Sempre secondo gli inquirenti Parrino avrebbe intrattenuto “perduranti e confidenziali rapporti” con il sindaco di Abbiategrasso, nel milanese, Cesare Nai – non coinvolto nell’inchiesta – che chiamava, “Cesarino”, e con altri esponenti del Consiglio comunale.
Secondo il gip, tuttavia non sussiste alcuna prova che Parrino abbia messo in pratica la “metodologia mafiosa” nei fatti contestati definiti dallo stesso giudice anche come “scarsamente rilevanti”, e che addirittura lo avrebbe fatto come presunto appartenente della confederazione delle tre mafie.
Tra l’altro, quando un detenuto si sarebbe rivolto a Parrino affinché intervenisse sul sindaco perché, mentre era in carcere, gli era stata “sequestrata l’abitazione di edilizia popolare”, l’intervento del 76enne si era rivelato “non dirimente”, stando alle considerazioni del gip, trovando “l’opposizione” del primo cittadino.

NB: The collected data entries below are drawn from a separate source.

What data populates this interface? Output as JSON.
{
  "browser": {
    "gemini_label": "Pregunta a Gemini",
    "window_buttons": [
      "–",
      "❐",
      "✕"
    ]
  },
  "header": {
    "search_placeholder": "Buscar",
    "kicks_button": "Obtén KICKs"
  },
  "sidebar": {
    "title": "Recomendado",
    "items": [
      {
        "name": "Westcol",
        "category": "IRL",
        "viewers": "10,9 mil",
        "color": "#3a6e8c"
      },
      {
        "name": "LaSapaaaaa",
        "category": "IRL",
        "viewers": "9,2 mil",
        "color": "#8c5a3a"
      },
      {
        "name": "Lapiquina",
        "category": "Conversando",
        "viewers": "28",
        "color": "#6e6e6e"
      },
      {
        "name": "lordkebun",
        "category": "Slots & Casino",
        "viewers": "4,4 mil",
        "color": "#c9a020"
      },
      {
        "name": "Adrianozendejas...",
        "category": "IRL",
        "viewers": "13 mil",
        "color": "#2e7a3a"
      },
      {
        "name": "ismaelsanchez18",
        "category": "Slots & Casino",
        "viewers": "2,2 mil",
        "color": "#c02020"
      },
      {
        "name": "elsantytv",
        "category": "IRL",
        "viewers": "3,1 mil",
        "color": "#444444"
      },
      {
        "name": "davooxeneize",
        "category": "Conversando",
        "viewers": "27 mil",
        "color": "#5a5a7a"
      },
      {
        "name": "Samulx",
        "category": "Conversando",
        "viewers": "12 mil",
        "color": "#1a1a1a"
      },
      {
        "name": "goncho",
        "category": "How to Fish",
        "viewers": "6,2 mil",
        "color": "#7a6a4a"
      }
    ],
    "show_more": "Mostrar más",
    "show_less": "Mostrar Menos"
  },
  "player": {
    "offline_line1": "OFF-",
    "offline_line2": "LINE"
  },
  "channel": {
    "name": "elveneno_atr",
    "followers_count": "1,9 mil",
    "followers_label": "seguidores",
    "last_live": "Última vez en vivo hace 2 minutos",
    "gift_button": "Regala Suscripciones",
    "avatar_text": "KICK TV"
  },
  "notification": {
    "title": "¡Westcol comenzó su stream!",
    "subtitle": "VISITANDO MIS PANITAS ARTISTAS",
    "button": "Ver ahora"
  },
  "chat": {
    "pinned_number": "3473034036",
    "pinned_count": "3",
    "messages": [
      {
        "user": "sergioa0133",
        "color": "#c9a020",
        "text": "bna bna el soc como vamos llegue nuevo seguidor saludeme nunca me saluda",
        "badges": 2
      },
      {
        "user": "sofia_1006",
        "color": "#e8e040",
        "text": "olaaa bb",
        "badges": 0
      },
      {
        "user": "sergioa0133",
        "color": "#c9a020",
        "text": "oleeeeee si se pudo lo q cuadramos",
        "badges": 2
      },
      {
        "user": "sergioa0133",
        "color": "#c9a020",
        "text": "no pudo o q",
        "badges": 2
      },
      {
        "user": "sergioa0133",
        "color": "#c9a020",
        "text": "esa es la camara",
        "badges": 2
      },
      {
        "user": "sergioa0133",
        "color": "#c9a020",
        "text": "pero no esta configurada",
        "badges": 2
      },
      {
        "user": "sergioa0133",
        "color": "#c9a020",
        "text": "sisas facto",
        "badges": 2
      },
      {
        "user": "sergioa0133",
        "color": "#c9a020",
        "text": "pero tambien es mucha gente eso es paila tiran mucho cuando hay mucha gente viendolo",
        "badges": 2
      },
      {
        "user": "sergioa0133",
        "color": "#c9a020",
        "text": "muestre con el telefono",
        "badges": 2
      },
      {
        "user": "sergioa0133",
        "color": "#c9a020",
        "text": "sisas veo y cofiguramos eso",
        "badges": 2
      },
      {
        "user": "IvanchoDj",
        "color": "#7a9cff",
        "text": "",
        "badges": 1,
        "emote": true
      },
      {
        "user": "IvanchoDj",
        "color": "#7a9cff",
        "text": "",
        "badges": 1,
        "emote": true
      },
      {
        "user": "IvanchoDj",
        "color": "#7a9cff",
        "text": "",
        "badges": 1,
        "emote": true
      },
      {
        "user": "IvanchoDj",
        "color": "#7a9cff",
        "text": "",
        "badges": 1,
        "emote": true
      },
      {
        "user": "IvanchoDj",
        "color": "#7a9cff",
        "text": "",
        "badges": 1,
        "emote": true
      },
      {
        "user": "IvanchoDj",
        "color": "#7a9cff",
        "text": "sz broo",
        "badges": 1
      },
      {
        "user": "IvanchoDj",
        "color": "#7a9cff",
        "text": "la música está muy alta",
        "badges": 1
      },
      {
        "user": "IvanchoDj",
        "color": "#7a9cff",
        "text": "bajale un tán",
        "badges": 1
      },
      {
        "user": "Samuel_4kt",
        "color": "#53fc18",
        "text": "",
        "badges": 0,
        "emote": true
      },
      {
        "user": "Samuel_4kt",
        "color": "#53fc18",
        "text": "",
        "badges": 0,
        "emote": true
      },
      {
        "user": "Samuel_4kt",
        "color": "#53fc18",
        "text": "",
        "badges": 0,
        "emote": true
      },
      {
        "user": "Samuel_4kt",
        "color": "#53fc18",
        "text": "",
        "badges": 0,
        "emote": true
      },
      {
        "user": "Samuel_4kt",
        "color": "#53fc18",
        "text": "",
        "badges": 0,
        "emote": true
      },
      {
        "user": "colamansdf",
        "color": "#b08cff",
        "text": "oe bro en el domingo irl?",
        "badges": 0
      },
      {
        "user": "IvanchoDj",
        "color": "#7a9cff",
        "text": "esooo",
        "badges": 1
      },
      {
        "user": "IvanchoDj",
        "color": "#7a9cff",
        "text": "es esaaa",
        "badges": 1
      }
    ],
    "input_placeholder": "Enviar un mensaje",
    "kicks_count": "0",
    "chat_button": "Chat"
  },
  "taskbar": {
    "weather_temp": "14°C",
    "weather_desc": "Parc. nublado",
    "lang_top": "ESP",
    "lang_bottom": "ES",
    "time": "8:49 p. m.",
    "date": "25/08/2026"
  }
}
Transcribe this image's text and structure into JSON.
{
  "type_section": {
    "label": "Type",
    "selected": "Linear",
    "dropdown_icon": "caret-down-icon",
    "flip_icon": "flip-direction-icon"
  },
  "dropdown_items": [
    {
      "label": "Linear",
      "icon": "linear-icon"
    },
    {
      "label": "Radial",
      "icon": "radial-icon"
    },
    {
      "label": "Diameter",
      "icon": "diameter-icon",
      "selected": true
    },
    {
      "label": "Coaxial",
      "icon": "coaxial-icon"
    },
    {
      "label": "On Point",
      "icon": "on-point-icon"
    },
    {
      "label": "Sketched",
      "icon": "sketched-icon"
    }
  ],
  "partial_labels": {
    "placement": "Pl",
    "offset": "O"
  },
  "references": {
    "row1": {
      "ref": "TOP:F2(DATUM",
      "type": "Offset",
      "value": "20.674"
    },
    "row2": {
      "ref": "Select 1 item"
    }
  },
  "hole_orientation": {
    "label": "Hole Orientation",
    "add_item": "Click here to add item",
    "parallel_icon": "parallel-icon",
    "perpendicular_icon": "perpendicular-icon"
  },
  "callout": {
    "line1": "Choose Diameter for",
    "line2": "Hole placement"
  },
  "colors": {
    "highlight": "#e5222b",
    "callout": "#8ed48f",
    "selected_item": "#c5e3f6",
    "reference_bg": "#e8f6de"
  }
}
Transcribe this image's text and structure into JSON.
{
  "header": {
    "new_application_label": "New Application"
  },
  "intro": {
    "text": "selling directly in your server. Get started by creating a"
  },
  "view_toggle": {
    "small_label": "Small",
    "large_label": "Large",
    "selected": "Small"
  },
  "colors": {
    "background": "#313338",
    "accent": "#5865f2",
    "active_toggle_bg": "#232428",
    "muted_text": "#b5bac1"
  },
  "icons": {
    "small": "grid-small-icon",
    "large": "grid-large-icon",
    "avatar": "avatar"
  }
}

Un episodio che secondo il giudice dimostra che “la presunta associazione” non è “in grado di esercitare alcun potere di controllo sul territorio“.
Per il gip, in pratica, a Parrino sono state contestate dal pm “vicende bagatellari”.
Nel corso di un’audizione alla commissione antimafia, lo scorso agosto, anche il procuratore di Milano, Marcello Viola, aveva parlato della “alleanza” tra le mafie in Lombardia. “Recenti inchieste – aveva dichiarato – “hanno evidenziato accordi stabili e duraturi tra ‘ndrangheta, criminalità siciliana e quella di stampo camorristico, fenomeno questo particolarmente allarmante in quanto dà solidità a “una rete trasversale” che opera soprattutto nel “settore del riciclaggio”. Dinamiche mafiose che definiscono un network che si salda su interessi concreti“.